Emsal Mahkeme Kararı İstanbul Anadolu 3. Asliye Ticaret Mahkemesi 2015/319 E. 2020/823 K. 27.10.2020 T.

Görüntülediğiniz mahkeme kararı henüz kesinleşmemiştir. Yararlı olması amacıyla eklenmiştir.

T.C. İstanbul Anadolu 3. ASLİYE TİCARET MAHKEMESİ
ESAS NO: 2015/319 Esas
KARAR NO: 2020/823
DAVA : İtirazın İptali (Ticari Satımdan Kaynaklanan)
DAVA TARİHİ : 02/03/2015
KARAR TARİHİ: 27/10/2020
Mahkememizde görülmekte olan İtirazın İptali (Ticari Satımdan Kaynaklanan) davasının yapılan açık yargılaması sonunda,
GEREĞİ DÜŞÜNÜLDÜ :
İDDİA, SAVUNMA, DOSYA KAPSAMI:
Davacı vekili dava dilekçesinde özetle; müvekkil davacı şirket ile davalı şirket arasında uzun süredir devam eden ticari ilişkinin mevcut olduğunu, davalı firmanın davacı şirketin mağazalarındaki afişboard ve otopark raketi şeklindeki reklam alanlarına reklam alıp davacı şirket ile gelir paylaşımı yaptığını, bu ticari ilişkiye dayalı olarak, davacı şirketin ticari defterleri uyarınca davalı şirketten tahsil edemediği alacağının bulunduğunu, şirketin bu alacağını —- tarih —– yevmiye Nosu ile ——— ödenmesini ihtaren bildirdiğini, davalı yan ———-yevmiye nolu cevap ihtarnamesi ile gerçek borçlarının —- olduğununu belirttiğini, daha sonra bu alacağın tahsili için ————– icra dosyası ite takip başlatıldığını, başlatılan icra takibine davalı tarafından itiraz edilmesi üzerine durdurulan takibin devamına, %20’den az olmamak üzere kötü niyet tazminatına hükmedilmesine ve yargılama giderleri ve vekalet ücretinin davalıdan tahsiline karar verilmesini talep ve dava etmiştir.

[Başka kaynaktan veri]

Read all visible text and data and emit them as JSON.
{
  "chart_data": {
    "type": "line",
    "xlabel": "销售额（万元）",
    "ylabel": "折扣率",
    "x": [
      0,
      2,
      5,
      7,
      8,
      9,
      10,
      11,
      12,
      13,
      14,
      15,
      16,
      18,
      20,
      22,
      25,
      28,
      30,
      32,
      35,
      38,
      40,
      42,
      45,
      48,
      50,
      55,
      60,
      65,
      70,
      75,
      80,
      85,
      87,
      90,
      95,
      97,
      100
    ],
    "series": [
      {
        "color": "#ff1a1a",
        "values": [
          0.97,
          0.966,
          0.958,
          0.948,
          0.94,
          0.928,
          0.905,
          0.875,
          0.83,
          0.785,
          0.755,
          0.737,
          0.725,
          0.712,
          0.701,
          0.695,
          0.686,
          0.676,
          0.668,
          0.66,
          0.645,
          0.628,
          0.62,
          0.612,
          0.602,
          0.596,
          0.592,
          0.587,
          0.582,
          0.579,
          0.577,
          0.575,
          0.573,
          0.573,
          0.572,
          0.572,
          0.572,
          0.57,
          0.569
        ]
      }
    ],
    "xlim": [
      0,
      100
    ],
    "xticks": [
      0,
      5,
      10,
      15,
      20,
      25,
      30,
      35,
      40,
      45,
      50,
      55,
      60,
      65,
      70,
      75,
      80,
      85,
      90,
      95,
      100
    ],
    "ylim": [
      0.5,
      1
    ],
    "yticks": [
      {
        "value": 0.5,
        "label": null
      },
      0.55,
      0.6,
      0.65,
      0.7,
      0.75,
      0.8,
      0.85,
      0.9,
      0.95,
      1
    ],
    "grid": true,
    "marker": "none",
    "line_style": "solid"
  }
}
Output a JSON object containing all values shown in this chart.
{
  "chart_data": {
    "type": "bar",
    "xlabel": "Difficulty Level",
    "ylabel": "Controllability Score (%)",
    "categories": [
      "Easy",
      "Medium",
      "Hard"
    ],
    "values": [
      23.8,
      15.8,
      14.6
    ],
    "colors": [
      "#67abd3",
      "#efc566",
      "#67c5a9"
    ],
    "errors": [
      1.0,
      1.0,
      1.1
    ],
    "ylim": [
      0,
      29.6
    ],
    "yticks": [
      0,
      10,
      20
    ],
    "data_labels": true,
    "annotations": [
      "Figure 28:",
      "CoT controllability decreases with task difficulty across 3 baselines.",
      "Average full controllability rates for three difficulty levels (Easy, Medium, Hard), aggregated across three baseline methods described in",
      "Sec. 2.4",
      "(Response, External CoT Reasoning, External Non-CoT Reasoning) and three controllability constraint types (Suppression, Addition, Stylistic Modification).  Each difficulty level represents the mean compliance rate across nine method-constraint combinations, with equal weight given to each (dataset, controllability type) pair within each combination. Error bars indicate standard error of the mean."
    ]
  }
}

Davalı vekili cevap dilekçesinde özetle; davacı firma ile uzun zamandır sorunsuz olarak cari hesap şeklinde çalıştıklarını, davacı firmanın muhasebe sistemindeki karışıklık ve departmanlar arası iletişim sorunu ve mutabakat zorlukları nedeniyle talep edilen alacağın doğru olmadığını, bu nedenle borcun tamamına değil, belirtilen tutara itiraz ettiklerini, karışıklığın bazı faturaların yanlışlıkla kendilerine kesilmesinden, kendileri tarafından kesilen 1 adet iade faturasının davacı tarafından cari hesaba işlenmemesinden, bazı ödemelerin de dikkate alınmamasından kaynaklandığını belirterek, davanın reddini, yargılama giderleri ve vekalet ücretinin davacıya yükletilmesini talep etmiştir.
İNCELEME ve GEREKÇE :
Dava, tacirler arasında hizmet ilişkisinden kaynaklanan faturalar dayalı itirazın iptalidir.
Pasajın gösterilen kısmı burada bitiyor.